Archive for January, 2011
Canoe Year’s Day
I’ll reiterate something I’ve admitted before here as we enter 2011, Abridgers.
It’s been hard to stay faithful to this blog.
As a result, most of my posts lately have been shorter, and more likely to appear on Facebook than this long format blog. Perhaps this is a subconscious draw to post where the audience is, but it’s also felt similar to the slow, melancholy march from record album art, to “long box” cds, to MP3s.
So on this – the 2nd day of 2011 – I wanted to once again show some respect to my digital journal as it enters it’s sixth year.
So let’s see, what’s been happening lately? Most notably in the last couple months of 2010, I tackled an ambitious large scale mural project out in Chicago’s western suburbs. The fact that it was printed – and could thus be printed at any size – might lead you to believe it was no more difficult to create than a Christmas card. But because the scale would be so big, and viewers would be able to step right up to it… I had to include far more detail and sharpness than I would’ve otherwise.
The finished 16 by 8 foot piece looks great, and I attended the private unveiling ceremony last month, where they also showed off the Richardson antique canoe I’d refinished and sold to the Park District, and where they named the whole building after a nice local woman who’d contributed much of the funds involved, I’m guessing. I signed poster versions of the mural and happily answered questions, including several to which the answer was, “Nope, I know it looks like I painted it, but it’s all digital.”
We also had a medical issue in the family, which necessitated my housesitting in Cleveland for a week not long ago. I took my work along, sat in a blizzard, and took our trusty GS150 in for service at a respected Cleveland shop.
Back home, I’m now catching up on another mural “audition” for a large building on the west coast (more soon), an “Airstreaming 101″ type booklet to be included with sales of all future Airstreams, and a few smaller projects.

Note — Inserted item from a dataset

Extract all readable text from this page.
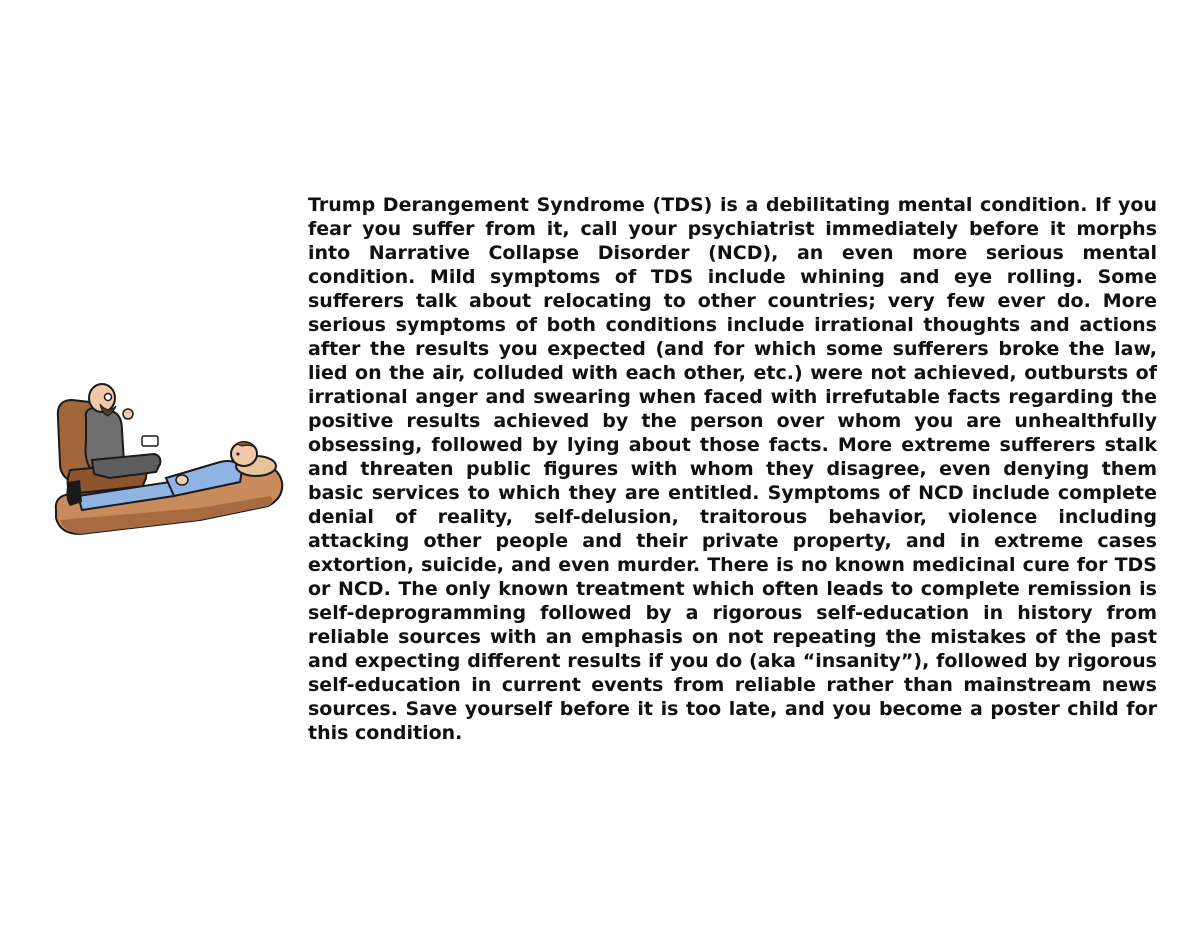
Trump Derangement Syndrome (TDS) is a debilitating mental condition. If you fear you suffer from it, call your psychiatrist immediately before it morphs into Narrative Collapse Disorder (NCD), an even more serious mental condition. Mild symptoms of TDS include whining and eye rolling. Some sufferers talk about relocating to other countries; very few ever do. More serious symptoms of both conditions include irrational thoughts and actions after the results you expected (and for which some sufferers broke the law, lied on the air, colluded with each other, etc.) were not achieved, outbursts of irrational anger and swearing when faced with irrefutable facts regarding the positive results achieved by the person over whom you are unhealthfully obsessing, followed by lying about those facts. More extreme sufferers stalk and threaten public figures with whom they disagree, even denying them basic services to which they are entitled. Symptoms of NCD include complete denial of reality, self-delusion, traitorous behavior, violence including attacking other people and their private property, and in extreme cases extortion, suicide, and even murder. There is no known medicinal cure for TDS or NCD. The only known treatment which often leads to complete remission is self-deprogramming followed by a rigorous self-education in history from reliable sources with an emphasis on not repeating the mistakes of the past and expecting different results if you do (aka “insanity”), followed by rigorous self-education in current events from reliable rather than mainstream news sources. Save yourself before it is too late, and you become a poster child for this condition.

I’m hoping to pick up the torch in 2011 on several personal projects that have long been dormant; the Milk Bandits clothing line, the Alphadog children’s alphabet book, and a new idea for a series of books about certain crafts that have become all but extinct: wooden boatbuilding, blacksmithing, letterpress printmaking, instrument construction, and others. The only place to learn about much of this accumulated knowledge these days is in a museum, but there are several people left – from Brokow’s “Greatest Generation” and even younger – who keep stoking the fires of these traditional jobs, despite the obstacles.
There’s deep, soul-satisfying value in these pursuits – an immense pride in working with your hands to create something unique… special. And while it may seem strange to hear those virtues celebrated by someone who just finished talking about his digital mural a few paragraphs north of here… I’d like to think I can simultaneously celebrate at least two centuries’ worth of technology, and maintain my adamant stance that sometimes we need to keep all of something, rather than continually replacing.
The mural.

As it appears installed.

The Vespa, fixed up and running on a frozen sidestreet of northeast Ohio.
A shot, and the set of our New Year’s Day paddle on the Chicago River.